Coffee for the soul

February 19, 2018 12:48 pm | Updated 12:48 pm IST

It is 4 a.m. The moon is visible from my bedroom window, a faint crescent hopscotching between clouds and trees. I tear myself out of bed and stagger to the kitchen. Lady Mo (short for Lady Mohawk, a white cat with a black patch on her head), hoping for a spot of breakfast, is blatantly ignored, as I rummage through the shelves looking for a cup, spoon and saucepan. Milk is extracted from the recesses of the refrigerator and warmed on one burner, while warm water bubbles on the other. Miss Mo looks disgruntled and nips my bare legs. I ignore her. She glares and stalks angrily around the kitchen, tail bristling with exasperation.

But until the milk is poured in (stopping slightly before it turns café au lait) and I take my first sip, I am Oscar the Grouch. And Lady Mo, who has known me for over five years, is very aware of that. Like TS Eliot’s Alfred Prufrock who, “measured out my life with coffee spoons,” I moderate my moods with them. And yes, coffee is to me what opium was to Coleridge: I need a hard knock of it to write.

So it was with a sense of great trepidation that I read that coffee may soon come with a cancer warning in California. Under Proposition 65, The Safe Drinking Water and Toxic Enforcement Act of 1986, the state is supposed to regularly publish and update a list of chemicals that are found to cause cancer, birth defects, or negatively impact reproductive health. Acrylamide, produced when food is cooked at a very high temperature (including roasting of beans), is on that list. It was this chemical that put coffee on the World Health Organization’s list of carcinogens for nearly 25 years, before they reversed the warning in 2016, to declare that there was no conclusive evidence against coffee (though they did mention that all “very hot drinks” are capable of causing cancer).

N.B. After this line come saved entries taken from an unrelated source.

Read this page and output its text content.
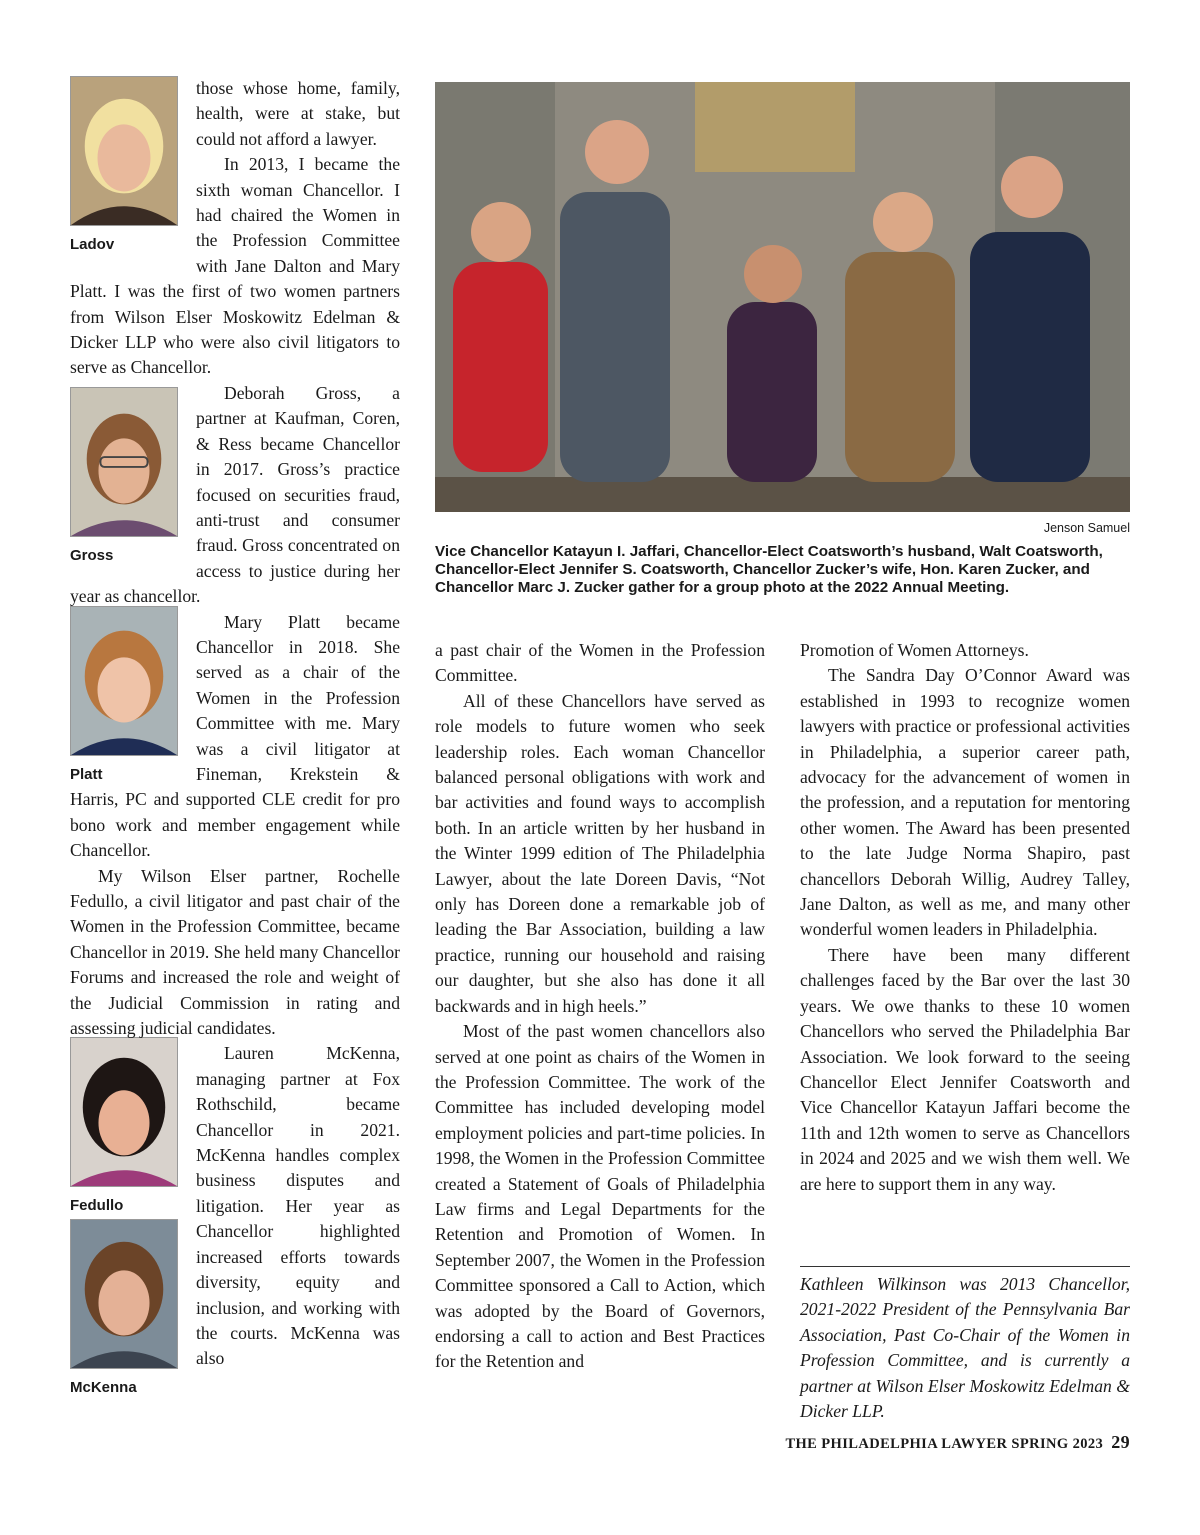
Ladov

those whose home, family, health, were at stake, but could not afford a lawyer.

In 2013, I became the sixth woman Chancellor. I had chaired the Women in the Profession Committee with Jane Dalton and Mary Platt. I was the first of two women partners from Wilson Elser Moskowitz Edelman & Dicker LLP who were also civil litigators to serve as Chancellor.

Gross

Deborah Gross, a partner at Kaufman, Coren, & Ress became Chancellor in 2017. Gross’s practice focused on securities fraud, anti-trust and consumer fraud. Gross concentrated on access to justice during her year as chancellor.

Platt

Mary Platt became Chancellor in 2018. She served as a chair of the Women in the Profession Committee with me. Mary was a civil litigator at Fineman, Krekstein & Harris, PC and supported CLE credit for pro bono work and member engagement while Chancellor.

My Wilson Elser partner, Rochelle Fedullo, a civil litigator and past chair of the Women in the Profession Committee, became Chancellor in 2019. She held many Chancellor Forums and increased the role and weight of the Judicial Commission in rating and assessing judicial candidates.

Fedullo
McKenna

Lauren McKenna, managing partner at Fox Rothschild, became Chancellor in 2021. McKenna handles complex business disputes and litigation. Her year as Chancellor highlighted increased efforts towards diversity, equity and inclusion, and working with the courts. McKenna was also

Jenson Samuel
Vice Chancellor Katayun I. Jaffari, Chancellor-Elect Coatsworth’s husband, Walt Coatsworth, Chancellor-Elect Jennifer S. Coatsworth, Chancellor Zucker’s wife, Hon. Karen Zucker, and Chancellor Marc J. Zucker gather for a group photo at the 2022 Annual Meeting.

a past chair of the Women in the Profession Committee.

All of these Chancellors have served as role models to future women who seek leadership roles. Each woman Chancellor balanced personal obligations with work and bar activities and found ways to accomplish both. In an article written by her husband in the Winter 1999 edition of The Philadelphia Lawyer, about the late Doreen Davis, “Not only has Doreen done a remarkable job of leading the Bar Association, building a law practice, running our household and raising our daughter, but she also has done it all backwards and in high heels.”

Most of the past women chancellors also served at one point as chairs of the Women in the Profession Committee. The work of the Committee has included developing model employment policies and part-time policies. In 1998, the Women in the Profession Committee created a Statement of Goals of Philadelphia Law firms and Legal Departments for the Retention and Promotion of Women. In September 2007, the Women in the Profession Committee sponsored a Call to Action, which was adopted by the Board of Governors, endorsing a call to action and Best Practices for the Retention and

Promotion of Women Attorneys.

The Sandra Day O’Connor Award was established in 1993 to recognize women lawyers with practice or professional activities in Philadelphia, a superior career path, advocacy for the advancement of women in the profession, and a reputation for mentoring other women. The Award has been presented to the late Judge Norma Shapiro, past chancellors Deborah Willig, Audrey Talley, Jane Dalton, as well as me, and many other wonderful women leaders in Philadelphia.

There have been many different challenges faced by the Bar over the last 30 years. We owe thanks to these 10 women Chancellors who served the Philadelphia Bar Association. We look forward to the seeing Chancellor Elect Jennifer Coatsworth and Vice Chancellor Katayun Jaffari become the 11th and 12th women to serve as Chancellors in 2024 and 2025 and we wish them well. We are here to support them in any way.

Kathleen Wilkinson was 2013 Chancellor, 2021-2022 President of the Pennsylvania Bar Association, Past Co-Chair of the Women in Profession Committee, and is currently a partner at Wilson Elser Moskowitz Edelman & Dicker LLP.
THE PHILADELPHIA LAWYER SPRING 2023 29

Going by the flurry of activity on the internet, coffee appears to have split the fitness world right in the middle. There are those that swear by it, declaring that it has fat-burning properties, increases performance and focus during workouts and is chock-full of antioxidants that technically lower cancer risk.

The other side has plenty to say too, and they would not be incorrect. Coffee does cause insomnia and acidity; it can be highly addictive; it does turn on the stress hormones. There is a flood of ‘I gave up coffee and this is what happened’ articles on the internet, which claim that abstinence offered many benefits, including better sleep, nicer skin and weight loss (stress makes you fat, but that is another story).

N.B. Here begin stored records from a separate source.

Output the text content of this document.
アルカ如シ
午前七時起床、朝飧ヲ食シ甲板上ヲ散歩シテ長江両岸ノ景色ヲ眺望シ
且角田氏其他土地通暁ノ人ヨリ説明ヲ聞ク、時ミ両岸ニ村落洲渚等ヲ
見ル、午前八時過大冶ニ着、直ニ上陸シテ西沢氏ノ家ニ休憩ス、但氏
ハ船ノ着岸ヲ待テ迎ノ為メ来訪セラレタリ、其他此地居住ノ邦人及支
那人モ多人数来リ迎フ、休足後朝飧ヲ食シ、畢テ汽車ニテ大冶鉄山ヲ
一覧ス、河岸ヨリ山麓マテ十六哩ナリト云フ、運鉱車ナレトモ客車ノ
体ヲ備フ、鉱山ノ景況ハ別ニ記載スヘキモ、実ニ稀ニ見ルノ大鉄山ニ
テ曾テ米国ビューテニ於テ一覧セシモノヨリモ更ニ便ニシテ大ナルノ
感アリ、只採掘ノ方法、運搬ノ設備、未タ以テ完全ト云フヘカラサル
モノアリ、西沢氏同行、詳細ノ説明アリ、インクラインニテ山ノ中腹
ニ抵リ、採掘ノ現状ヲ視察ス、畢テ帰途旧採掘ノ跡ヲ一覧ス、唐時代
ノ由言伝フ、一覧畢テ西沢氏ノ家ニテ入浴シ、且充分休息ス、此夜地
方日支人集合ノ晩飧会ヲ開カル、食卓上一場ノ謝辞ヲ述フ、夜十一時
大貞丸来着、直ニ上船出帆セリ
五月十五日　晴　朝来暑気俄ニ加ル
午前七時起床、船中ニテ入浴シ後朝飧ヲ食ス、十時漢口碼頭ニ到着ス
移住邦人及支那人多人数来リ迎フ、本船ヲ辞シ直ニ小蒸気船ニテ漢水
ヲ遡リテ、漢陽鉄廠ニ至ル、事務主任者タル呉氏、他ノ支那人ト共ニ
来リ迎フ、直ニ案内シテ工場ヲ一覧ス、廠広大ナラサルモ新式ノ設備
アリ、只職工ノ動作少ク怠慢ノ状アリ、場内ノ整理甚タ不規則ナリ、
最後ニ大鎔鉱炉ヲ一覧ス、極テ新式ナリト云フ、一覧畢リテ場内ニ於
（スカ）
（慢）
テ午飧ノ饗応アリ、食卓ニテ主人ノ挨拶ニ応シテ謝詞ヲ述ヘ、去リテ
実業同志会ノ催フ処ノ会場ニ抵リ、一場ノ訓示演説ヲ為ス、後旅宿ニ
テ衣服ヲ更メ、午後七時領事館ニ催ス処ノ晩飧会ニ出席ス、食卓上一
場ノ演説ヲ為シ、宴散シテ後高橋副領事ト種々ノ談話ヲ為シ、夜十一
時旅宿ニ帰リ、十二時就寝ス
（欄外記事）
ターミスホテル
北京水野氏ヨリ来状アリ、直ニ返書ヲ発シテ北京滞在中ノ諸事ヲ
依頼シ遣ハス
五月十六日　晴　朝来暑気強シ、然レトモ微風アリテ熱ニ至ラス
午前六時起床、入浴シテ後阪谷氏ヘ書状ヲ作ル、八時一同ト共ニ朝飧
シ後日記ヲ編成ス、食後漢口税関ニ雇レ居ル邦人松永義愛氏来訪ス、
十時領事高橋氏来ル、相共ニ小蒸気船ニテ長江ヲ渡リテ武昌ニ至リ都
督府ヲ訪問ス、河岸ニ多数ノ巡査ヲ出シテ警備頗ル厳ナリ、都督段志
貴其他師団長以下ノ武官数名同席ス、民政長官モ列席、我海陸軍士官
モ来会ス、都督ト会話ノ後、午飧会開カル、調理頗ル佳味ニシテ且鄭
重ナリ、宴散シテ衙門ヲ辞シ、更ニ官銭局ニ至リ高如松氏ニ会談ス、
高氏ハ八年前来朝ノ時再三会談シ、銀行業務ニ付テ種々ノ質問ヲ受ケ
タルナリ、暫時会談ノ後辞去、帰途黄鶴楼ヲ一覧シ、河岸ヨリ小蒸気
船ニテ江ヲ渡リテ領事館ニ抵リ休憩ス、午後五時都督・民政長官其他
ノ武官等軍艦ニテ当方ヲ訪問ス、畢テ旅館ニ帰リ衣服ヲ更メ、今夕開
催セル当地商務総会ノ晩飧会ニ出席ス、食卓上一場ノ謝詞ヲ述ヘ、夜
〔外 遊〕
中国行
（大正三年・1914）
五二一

I’ll be honest — I’m addicted to the stuff and I know it. But too much has already been sacrificed on the altar of better health over the last 18-odd years, and I simply refuse to make one more. I simply can’t think of a life without perfectly brewed espresso, well-made filter coffee, a cappuccino topped by foam (and minus hearts and faces, please) and the odd frappé (hold the ice cream and syrup).

As Jerry Seinfeld once said, “We want to do a lot of stuff; we’re not in great shape. We didn’t get a good night’s sleep. We’re a little depressed. Coffee solves all these problems in one delightful little cup.”

I rest my case.

Disclaimer: Two cups of coffee have gone into the writing of this column.